In “Pharma Goes to the Laundry,” Carl Elliott described Wyeth‘s marketing campaign for fenfluramine, the fen in the diet drug combination fen-phen. It included a stealth marketing effort, including strategically placed ghost-written articles on behalf of obesity as a public health problem. When reports of heart valve damage afflicting patients on fen-phen began to come out, the company allegedly tried to conceal the evidence it had supporting a causative role for the drug combination. [Elliot C. Pharma goes to the laundry. Hasting Center Report 2004: 34: 18-23, link here.] (See our post here.)

A few days ago, the New York Times reported how patients who developed valvular heart disease after taking fen-phen allegedly were then ripped off by their own lawyers.

W. L. Carter knew there was something fishy going on when he went to his lawyers’ office a few years ago to pick up his settlement check for the heart damage he had sustained from taking the diet drug combination fen-phen.

The check was, for starters, much smaller than he had expected. And his own lawyers threatened to retaliate against him if he ever told anyone, including his family, how much he had been paid. ‘You will be fined $100,000, you will go to jail and you will be sued,’ Mr. Carter recalled them saying.

Mr. Carter was right to have been suspicious. The lawyers defrauded their clients, a state judge has ruled in a civil case, when they settled fen-phen lawsuits on behalf of 440 of them for $200 million but kept the bulk of the money for themselves. Legal experts said the fraud might be one of the biggest and most brazen in legal history.

When the clients sued the drug maker, they agreed to pay the lawyers 30 percent to 33 percent of any money that was recovered, plus expenses. In this case, that would have left the 440 clients to divide perhaps $135 million.

But the clients received only $74 million. An additional $20 million went to a questionable ‘charitable fund.’ The rest — $106 million — went to lawyers. Though amounts of the individual settlements remain sealed, court papers suggest they were from $100,000 to $5 million. On average, plaintiffs received less than 40 percent of what the settlement agreement specified, instead of the roughly 70 percent to which they were entitled

At a hearing in 2002 … the original judge in the case said … [the lawyers] deserved the higher compensation ‘for their services and for the incredible risks they took’ and for ‘the administrative headaches that came with that.’

But the judge who made that statement and who approved the settlement, Joseph F. Bamberger, received a financial benefit from the windfall. After retiring from the bench in 2004, Judge Bamberger became a director of the $20 million charity for a $5,000 monthly fee. He has since repaid what he received.

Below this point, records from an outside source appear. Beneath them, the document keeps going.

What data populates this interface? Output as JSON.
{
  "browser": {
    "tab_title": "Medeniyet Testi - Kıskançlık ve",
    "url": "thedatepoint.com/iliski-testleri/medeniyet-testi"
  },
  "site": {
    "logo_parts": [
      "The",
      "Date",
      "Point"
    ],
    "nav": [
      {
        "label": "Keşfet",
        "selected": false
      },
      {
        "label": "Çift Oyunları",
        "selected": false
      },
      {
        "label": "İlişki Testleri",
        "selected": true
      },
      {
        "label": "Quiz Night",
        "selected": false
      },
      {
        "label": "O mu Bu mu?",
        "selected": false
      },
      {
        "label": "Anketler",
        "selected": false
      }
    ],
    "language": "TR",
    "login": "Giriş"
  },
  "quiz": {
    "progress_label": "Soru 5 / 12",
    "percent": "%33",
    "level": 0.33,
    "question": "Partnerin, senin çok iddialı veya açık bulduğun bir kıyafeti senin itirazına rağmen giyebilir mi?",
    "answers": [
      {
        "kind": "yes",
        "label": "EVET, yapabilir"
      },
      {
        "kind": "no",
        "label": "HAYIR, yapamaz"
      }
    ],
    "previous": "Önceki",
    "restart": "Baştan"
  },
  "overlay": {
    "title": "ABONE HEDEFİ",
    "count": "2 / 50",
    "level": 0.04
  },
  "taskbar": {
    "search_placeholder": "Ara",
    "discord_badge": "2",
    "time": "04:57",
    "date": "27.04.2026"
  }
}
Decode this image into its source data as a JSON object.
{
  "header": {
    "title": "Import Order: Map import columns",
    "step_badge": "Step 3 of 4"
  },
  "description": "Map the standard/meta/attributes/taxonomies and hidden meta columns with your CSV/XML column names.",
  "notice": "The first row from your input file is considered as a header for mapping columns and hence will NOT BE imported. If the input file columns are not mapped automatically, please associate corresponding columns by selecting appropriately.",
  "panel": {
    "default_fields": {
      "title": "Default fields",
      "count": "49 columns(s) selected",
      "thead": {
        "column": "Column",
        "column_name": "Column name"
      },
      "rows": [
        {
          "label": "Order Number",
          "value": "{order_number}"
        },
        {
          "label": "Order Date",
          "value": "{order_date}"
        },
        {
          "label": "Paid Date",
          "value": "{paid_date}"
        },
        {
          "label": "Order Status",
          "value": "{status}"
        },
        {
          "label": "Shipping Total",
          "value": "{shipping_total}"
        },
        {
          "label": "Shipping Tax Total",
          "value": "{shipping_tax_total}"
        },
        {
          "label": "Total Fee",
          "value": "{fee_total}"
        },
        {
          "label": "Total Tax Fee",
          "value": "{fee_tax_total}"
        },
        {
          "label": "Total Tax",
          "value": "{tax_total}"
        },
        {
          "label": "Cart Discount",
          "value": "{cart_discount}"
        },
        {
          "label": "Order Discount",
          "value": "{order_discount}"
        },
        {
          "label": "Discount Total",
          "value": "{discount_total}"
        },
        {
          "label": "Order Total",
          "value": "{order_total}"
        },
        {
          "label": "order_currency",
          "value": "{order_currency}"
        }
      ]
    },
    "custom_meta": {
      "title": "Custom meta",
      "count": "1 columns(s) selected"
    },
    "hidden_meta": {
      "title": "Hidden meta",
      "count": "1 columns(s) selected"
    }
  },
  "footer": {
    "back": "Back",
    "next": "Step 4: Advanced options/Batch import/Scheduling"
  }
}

Judge Bamberger was reprimanded last year by the Judicial Conduct Commission in Kentucky. The commission said his actions were disturbing, inexcusable and shocking to the conscience.

Judge Bamberger acknowledged to the commission that he had approved fees and expenses of what he understood to be about 49 percent of the settlement but said he had not known about the contracts calling for payment of only 30 to 33 percent. He declined to comment for this article.

In August, the Kentucky Supreme Court suspended the three lawyers, finding that there was probable cause that they had misappropriated their clients’ money.

Some days, you just can’t win. There seem to be two morals to this story. First, stealth marketing of and concealment of data about pharmaceuticals can have a cascade of bad effects on patients. Second, trying to solve such problems retrospectively through civil litigation can have its own bad effects. Instead, we need to better assure the honesty of clinical research data about and the marketing of pharmaceuticals (and devices) from the beginning.

Physicians need to be better watch-dogs in this regard on behalf of their patients.